Das Zusammenspiel von Porträt und Landschaft ist von zentraler Bedeutung. Der Mann scheint in einem Zustand innerer Isolation zu stehen, während die Außenwelt – symbolisiert durch die verschneite Landschaft – ihm entfremdet und feindlich gegenübersteht. Die Schuhe könnten als Hinweis auf vergangene Reisen oder einfach als Symbole des Lebens im Fluss gedeutet werden, das aber für den Mann scheinbar zu Ende geht.
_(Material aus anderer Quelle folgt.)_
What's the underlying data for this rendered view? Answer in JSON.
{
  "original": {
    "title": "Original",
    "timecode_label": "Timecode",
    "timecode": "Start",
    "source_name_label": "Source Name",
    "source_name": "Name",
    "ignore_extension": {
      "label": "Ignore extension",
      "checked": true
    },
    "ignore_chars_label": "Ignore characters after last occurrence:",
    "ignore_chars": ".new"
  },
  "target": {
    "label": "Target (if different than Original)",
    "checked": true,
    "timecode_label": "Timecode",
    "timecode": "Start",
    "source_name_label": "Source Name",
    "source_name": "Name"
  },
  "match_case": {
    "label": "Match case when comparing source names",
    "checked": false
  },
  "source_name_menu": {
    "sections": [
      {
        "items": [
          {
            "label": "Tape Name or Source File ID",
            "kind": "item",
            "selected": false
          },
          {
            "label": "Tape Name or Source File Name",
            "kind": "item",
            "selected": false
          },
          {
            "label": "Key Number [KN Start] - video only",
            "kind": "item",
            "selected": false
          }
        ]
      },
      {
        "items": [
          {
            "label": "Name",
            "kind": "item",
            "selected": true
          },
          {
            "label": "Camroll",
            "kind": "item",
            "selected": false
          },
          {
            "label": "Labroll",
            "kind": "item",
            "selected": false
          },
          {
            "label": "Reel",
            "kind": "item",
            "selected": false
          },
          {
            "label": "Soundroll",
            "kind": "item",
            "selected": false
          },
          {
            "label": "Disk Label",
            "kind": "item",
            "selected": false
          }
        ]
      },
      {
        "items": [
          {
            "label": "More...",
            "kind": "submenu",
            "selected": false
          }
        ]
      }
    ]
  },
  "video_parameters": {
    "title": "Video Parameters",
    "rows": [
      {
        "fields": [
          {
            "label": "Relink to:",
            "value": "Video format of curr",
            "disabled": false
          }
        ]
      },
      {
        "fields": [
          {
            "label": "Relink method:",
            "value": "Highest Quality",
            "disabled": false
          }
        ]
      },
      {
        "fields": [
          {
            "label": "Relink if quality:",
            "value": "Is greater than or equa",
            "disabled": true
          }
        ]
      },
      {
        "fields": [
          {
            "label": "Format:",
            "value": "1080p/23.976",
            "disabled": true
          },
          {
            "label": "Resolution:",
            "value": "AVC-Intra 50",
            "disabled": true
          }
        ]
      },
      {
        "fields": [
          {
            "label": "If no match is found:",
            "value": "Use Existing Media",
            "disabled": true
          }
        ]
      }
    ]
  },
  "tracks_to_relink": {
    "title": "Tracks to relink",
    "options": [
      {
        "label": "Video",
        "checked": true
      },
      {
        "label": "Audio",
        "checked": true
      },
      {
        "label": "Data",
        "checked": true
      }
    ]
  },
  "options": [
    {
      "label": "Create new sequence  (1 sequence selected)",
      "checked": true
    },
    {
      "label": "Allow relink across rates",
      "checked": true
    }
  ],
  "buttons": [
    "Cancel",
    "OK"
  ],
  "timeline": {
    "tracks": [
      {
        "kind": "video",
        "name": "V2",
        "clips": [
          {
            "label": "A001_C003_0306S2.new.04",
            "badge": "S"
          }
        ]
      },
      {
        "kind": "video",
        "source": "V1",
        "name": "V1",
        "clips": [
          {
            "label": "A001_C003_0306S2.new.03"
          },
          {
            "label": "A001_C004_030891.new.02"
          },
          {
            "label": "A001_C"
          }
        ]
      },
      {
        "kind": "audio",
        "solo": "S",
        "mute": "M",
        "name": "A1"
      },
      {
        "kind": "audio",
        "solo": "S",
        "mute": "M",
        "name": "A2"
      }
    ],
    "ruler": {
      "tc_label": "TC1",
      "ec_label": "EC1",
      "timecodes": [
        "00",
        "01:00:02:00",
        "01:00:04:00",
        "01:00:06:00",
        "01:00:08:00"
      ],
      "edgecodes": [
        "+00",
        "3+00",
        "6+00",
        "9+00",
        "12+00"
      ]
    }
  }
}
Insgesamt vermittelt die Malerei einen Eindruck von Einsamkeit, Vergänglichkeit und dem unausweichlichen Verfall. Es scheint, als würde der Künstler hier eine existenzielle Krise eines alten Mannes darstellen, der sich mit der Last seiner Vergangenheit und der Ungewissheit der Zukunft auseinandersetzt. Die expressionistische Farbgebung und die groben Pinselstriche verstärken die emotionale Intensität der Darstellung und verleihen dem Bild eine eindringliche Kraft.